Das Maisfeld-Labyrinth in Form eines riesigen WM-Pokals von Landwirt Adrian Schlenker in Buggingen. Foto: Silas Stein/dpa
Das Maisfeld-Labyrinth in Form eines riesigen WM-Pokals von Landwirt Adrian Schlenker in Buggingen. Foto: Silas Stein/dpa

Buggingen: Bei Fußball-Weltmeisterschaften ist der goldene WM-Pokal das Objekt der Begierde. Wer sich in ihm verlaufen möchte, muss ins südbadische Buggingen. Passend zum laufenden Turnier in den USA, Kanada und Mexiko hat Landwirt Adrian Schlenker dort das Motiv der Trophäe in das Labyrinth seines Maisfelds gemäht. Wer durch die verschlungenen Wege irrt, läuft also – aus der Vogelperspektive betrachtet – durch den begehrtesten Pokal der Fußball-Welt. Zuvor hatte die «Badische Zeitung» berichtet.

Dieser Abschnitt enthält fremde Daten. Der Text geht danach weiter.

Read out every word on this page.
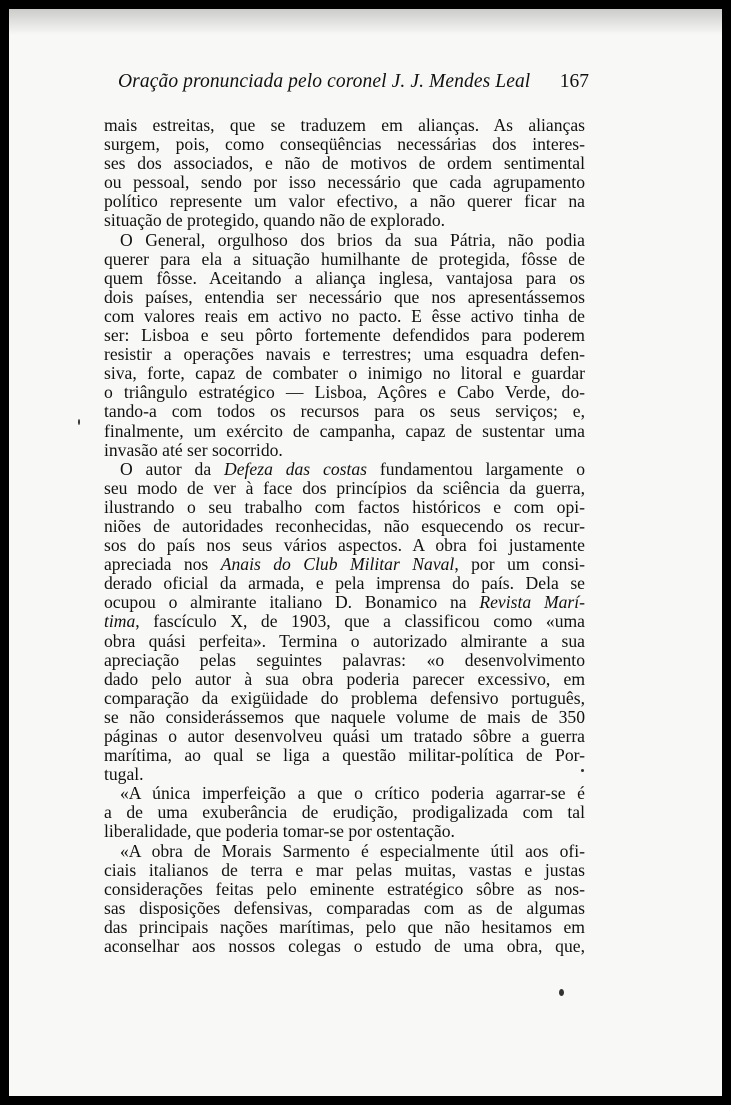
Oração pronunciada pelo coronel J. J. Mendes Leal 167
mais estreitas, que se traduzem em alianças. As alianças
surgem, pois, como conseqüências necessárias dos interes-
ses dos associados, e não de motivos de ordem sentimental
ou pessoal, sendo por isso necessário que cada agrupamento
político represente um valor efectivo, a não querer ficar na
situação de protegido, quando não de explorado.
O General, orgulhoso dos brios da sua Pátria, não podia
querer para ela a situação humilhante de protegida, fôsse de
quem fôsse. Aceitando a aliança inglesa, vantajosa para os
dois países, entendia ser necessário que nos apresentássemos
com valores reais em activo no pacto. E êsse activo tinha de
ser: Lisboa e seu pôrto fortemente defendidos para poderem
resistir a operações navais e terrestres; uma esquadra defen-
siva, forte, capaz de combater o inimigo no litoral e guardar
o triângulo estratégico — Lisboa, Açôres e Cabo Verde, do-
tando-a com todos os recursos para os seus serviços; e,
finalmente, um exército de campanha, capaz de sustentar uma
invasão até ser socorrido.
O autor da Defeza das costas fundamentou largamente o
seu modo de ver à face dos princípios da sciência da guerra,
ilustrando o seu trabalho com factos históricos e com opi-
niões de autoridades reconhecidas, não esquecendo os recur-
sos do país nos seus vários aspectos. A obra foi justamente
apreciada nos Anais do Club Militar Naval, por um consi-
derado oficial da armada, e pela imprensa do país. Dela se
ocupou o almirante italiano D. Bonamico na Revista Marí-
tima, fascículo X, de 1903, que a classificou como «uma
obra quási perfeita». Termina o autorizado almirante a sua
apreciação pelas seguintes palavras: «o desenvolvimento
dado pelo autor à sua obra poderia parecer excessivo, em
comparação da exigüidade do problema defensivo português,
se não considerássemos que naquele volume de mais de 350
páginas o autor desenvolveu quási um tratado sôbre a guerra
marítima, ao qual se liga a questão militar-política de Por-
tugal.
«A única imperfeição a que o crítico poderia agarrar-se é
a de uma exuberância de erudição, prodigalizada com tal
liberalidade, que poderia tomar-se por ostentação.
«A obra de Morais Sarmento é especialmente útil aos ofi-
ciais italianos de terra e mar pelas muitas, vastas e justas
considerações feitas pelo eminente estratégico sôbre as nos-
sas disposições defensivas, comparadas com as de algumas
das principais nações marítimas, pelo que não hesitamos em
aconselhar aos nossos colegas o estudo de uma obra, que,
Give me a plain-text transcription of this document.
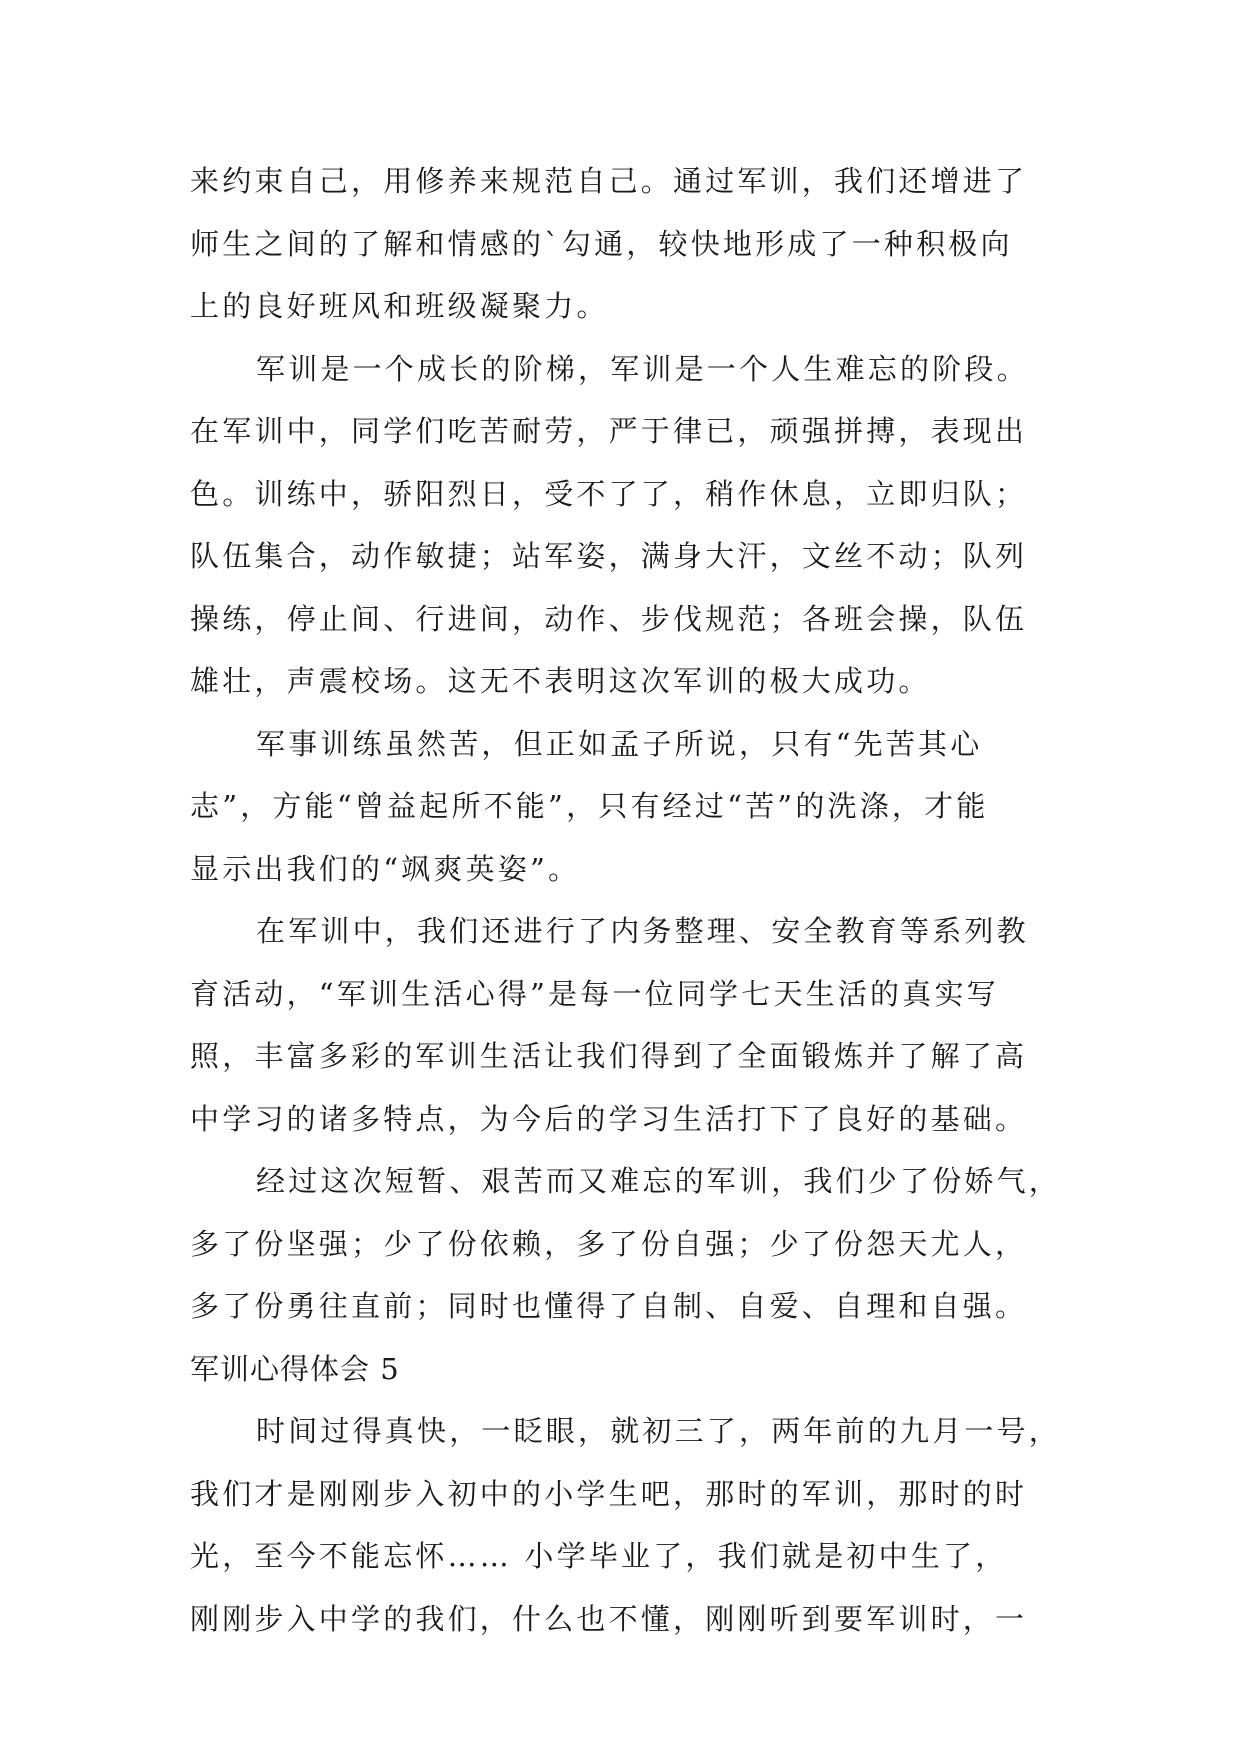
来约束自己，用修养来规范自己。通过军训，我们还增进了
师生之间的了解和情感的`勾通，较快地形成了一种积极向
上的良好班风和班级凝聚力。
军训是一个成长的阶梯，军训是一个人生难忘的阶段。
在军训中，同学们吃苦耐劳，严于律已，顽强拼搏，表现出
色。训练中，骄阳烈日，受不了了，稍作休息，立即归队；
队伍集合，动作敏捷；站军姿，满身大汗，文丝不动；队列
操练，停止间、行进间，动作、步伐规范；各班会操，队伍
雄壮，声震校场。这无不表明这次军训的极大成功。
军事训练虽然苦，但正如孟子所说，只有“先苦其心
志”，方能“曾益起所不能”，只有经过“苦”的洗涤，才能
显示出我们的“飒爽英姿”。
在军训中，我们还进行了内务整理、安全教育等系列教
育活动，“军训生活心得”是每一位同学七天生活的真实写
照，丰富多彩的军训生活让我们得到了全面锻炼并了解了高
中学习的诸多特点，为今后的学习生活打下了良好的基础。
经过这次短暂、艰苦而又难忘的军训，我们少了份娇气，
多了份坚强；少了份依赖，多了份自强；少了份怨天尤人，
多了份勇往直前；同时也懂得了自制、自爱、自理和自强。
军训心得体会 5
时间过得真快，一眨眼，就初三了，两年前的九月一号，
我们才是刚刚步入初中的小学生吧，那时的军训，那时的时
光，至今不能忘怀…… 小学毕业了，我们就是初中生了，
刚刚步入中学的我们，什么也不懂，刚刚听到要军训时，一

Auf rund 1,5 Hektar Fläche wachsen 120.000 Maispflanzen, einmal längs und einmal quer gesät. Die Wege, auf denen sich Besucher verlaufen können, erstrecken sich über insgesamt 3.000 Quadratmeter. Eröffnet wird das Maislabyrinth Buggingen (Landkreis Breisgau-Hochschwarzwald) mit dem Pokal-Motiv am kommenden Sonntag um 10.00 Uhr mit einem Fest. 

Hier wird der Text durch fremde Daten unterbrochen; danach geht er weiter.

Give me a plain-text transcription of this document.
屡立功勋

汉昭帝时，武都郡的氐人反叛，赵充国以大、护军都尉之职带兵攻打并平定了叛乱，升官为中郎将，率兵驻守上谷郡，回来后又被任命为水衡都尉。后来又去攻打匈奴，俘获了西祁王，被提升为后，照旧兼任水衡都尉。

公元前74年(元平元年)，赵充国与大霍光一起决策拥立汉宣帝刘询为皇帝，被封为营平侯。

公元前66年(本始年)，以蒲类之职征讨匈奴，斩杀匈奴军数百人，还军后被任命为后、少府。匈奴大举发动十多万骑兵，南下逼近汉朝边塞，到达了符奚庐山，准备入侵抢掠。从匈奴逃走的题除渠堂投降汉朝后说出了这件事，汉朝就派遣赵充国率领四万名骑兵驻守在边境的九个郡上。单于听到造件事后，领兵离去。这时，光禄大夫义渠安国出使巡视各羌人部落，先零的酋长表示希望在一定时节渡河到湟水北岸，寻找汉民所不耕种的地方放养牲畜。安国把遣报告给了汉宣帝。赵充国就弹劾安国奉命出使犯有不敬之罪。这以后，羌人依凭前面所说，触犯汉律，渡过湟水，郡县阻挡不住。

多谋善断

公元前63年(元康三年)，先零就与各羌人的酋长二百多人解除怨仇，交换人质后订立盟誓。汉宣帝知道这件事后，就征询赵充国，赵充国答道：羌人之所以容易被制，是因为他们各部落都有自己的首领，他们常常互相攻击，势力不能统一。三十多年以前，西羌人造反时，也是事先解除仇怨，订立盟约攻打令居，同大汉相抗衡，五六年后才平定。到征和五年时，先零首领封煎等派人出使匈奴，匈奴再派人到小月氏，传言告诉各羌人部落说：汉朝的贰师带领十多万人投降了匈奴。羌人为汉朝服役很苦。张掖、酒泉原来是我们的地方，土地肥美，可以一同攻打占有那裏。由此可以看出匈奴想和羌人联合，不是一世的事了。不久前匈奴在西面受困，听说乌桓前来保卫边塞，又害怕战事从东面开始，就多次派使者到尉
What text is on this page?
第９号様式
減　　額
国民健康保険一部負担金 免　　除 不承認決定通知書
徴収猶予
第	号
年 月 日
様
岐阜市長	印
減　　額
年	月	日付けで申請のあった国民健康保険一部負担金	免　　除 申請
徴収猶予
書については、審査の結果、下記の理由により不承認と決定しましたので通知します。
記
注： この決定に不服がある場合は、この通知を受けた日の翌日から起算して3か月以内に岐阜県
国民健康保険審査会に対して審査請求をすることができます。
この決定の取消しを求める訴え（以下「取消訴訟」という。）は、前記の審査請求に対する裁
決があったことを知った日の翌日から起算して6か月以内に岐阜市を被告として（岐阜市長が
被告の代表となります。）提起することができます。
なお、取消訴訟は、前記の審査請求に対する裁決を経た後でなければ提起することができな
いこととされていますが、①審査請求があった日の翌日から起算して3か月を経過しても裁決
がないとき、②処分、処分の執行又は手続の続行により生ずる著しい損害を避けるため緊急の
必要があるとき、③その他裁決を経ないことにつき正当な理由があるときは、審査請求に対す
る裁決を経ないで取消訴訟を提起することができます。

Wer den Weg durch das Labyrinth gemeistert hat, kann zusätzlich an einem Gewinnspiel teilnehmen: An mehreren Stempelstationen müssen dafür sogenannte Weltmeisterfragen beantwortet werden. Bis die Maispflanzen im Herbst geerntet werden, dürfen Besucher den Weg durch den Pokal aus Mais suchen.